The excellent drama Manhattan, which is about the Manhattan Project and not New York City, features a scene where one of the characters is warning the others not to sign a petition because it would be used by the FBI to make a blacklist which would affect them for the rest of their lives and leave a shadow over their families even after their death. In the context of the scene, he was talking about Hoover’s FBI and how they would react to potential dissidents in one of the most sensitive locations in America (not even the Vice President was fully read into it) but it seems that for the Bureau, not much has changed since then – except the attitude has spread beyond national security. A recent FOIA request indicates that the Bureau is planning “a law enforcement proceeding” against a man who’s been dead for 39 years.

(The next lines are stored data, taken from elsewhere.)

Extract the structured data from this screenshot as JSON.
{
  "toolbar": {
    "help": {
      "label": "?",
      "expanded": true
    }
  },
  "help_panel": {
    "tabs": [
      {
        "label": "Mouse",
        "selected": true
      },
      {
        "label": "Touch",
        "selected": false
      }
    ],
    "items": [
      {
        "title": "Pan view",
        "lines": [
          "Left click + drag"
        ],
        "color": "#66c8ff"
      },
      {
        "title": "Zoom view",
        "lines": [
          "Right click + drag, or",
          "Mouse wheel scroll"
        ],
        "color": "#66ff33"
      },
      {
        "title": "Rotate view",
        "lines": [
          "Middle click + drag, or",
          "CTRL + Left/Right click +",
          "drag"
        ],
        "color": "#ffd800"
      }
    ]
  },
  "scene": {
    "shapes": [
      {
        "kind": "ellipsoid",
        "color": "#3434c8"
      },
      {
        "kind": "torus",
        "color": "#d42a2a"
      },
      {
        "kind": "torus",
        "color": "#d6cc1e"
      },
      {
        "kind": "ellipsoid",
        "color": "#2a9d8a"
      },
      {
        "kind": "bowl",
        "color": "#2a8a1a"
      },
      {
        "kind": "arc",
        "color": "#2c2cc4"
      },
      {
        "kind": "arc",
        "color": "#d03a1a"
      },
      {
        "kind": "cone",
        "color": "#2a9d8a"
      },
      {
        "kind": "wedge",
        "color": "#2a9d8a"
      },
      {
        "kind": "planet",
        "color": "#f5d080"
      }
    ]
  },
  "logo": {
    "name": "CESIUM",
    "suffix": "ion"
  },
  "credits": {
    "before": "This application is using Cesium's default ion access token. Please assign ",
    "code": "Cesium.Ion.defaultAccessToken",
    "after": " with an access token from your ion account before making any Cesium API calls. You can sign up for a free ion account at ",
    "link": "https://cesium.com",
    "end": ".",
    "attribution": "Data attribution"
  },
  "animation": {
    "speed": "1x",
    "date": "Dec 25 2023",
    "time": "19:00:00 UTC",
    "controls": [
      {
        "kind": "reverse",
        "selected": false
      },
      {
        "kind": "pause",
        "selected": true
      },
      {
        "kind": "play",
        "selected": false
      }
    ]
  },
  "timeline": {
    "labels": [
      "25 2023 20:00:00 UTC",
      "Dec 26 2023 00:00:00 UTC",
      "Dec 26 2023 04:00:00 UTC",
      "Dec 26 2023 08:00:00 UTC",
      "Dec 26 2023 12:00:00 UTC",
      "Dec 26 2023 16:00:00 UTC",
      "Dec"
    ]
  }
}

Before he died, Charles Nicoletti was a hitman for the mafia in Chicago. He worked primarily for Sam Giancana, but continued working for the mafia after Giancana’s death in 1975. Until two years later, when he was shot three times in the back of the head. The suspected killer was identified by FBI agent William F. Roemer Jr., who had worked the Nicoletti case, as Henry Aleman – who died in 2010. Despite all of this, the Bureau is withholding Nicoletti’s file because of a pending law enforcement proceeding, which would be compromised by releasing any portion of the file.
Given his death and the death of his suspected killer, this can only mean one of two things:
- The FOIA office for the FBI is lying in order improperly withhold records.

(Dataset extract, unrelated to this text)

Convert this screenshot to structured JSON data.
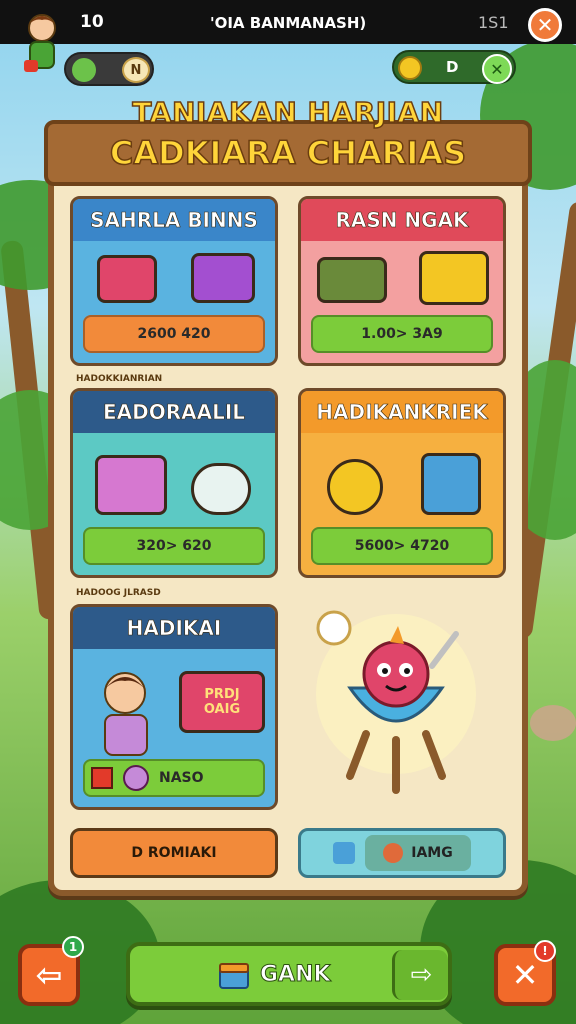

- The FBI is planning a law enforcement proceeding against a man who has been dead for thirty-nine years.
While it might seem plausible that there is a law enforcement against someone else in his file, this wouldn’t prevent the release of the entirety of the file – words and pages might be redacted, but the only thing that the entirety of his file encompasses is him. In other words, the FBI seems to agree with the ruling of a Canadian court that not even death would be considered a material change to the circumstances of a child support case with the implication being that the corpse might be jailed.
Thinking that this was an error on the part of the Bureau, I appealed their decision. The Justice Department upheld it, however, agreeing that releasing any portion of the file would interfere in a law enforcement proceeding.
It seems that the half-life of an FBI file may indeed be longer than any of our natural lives.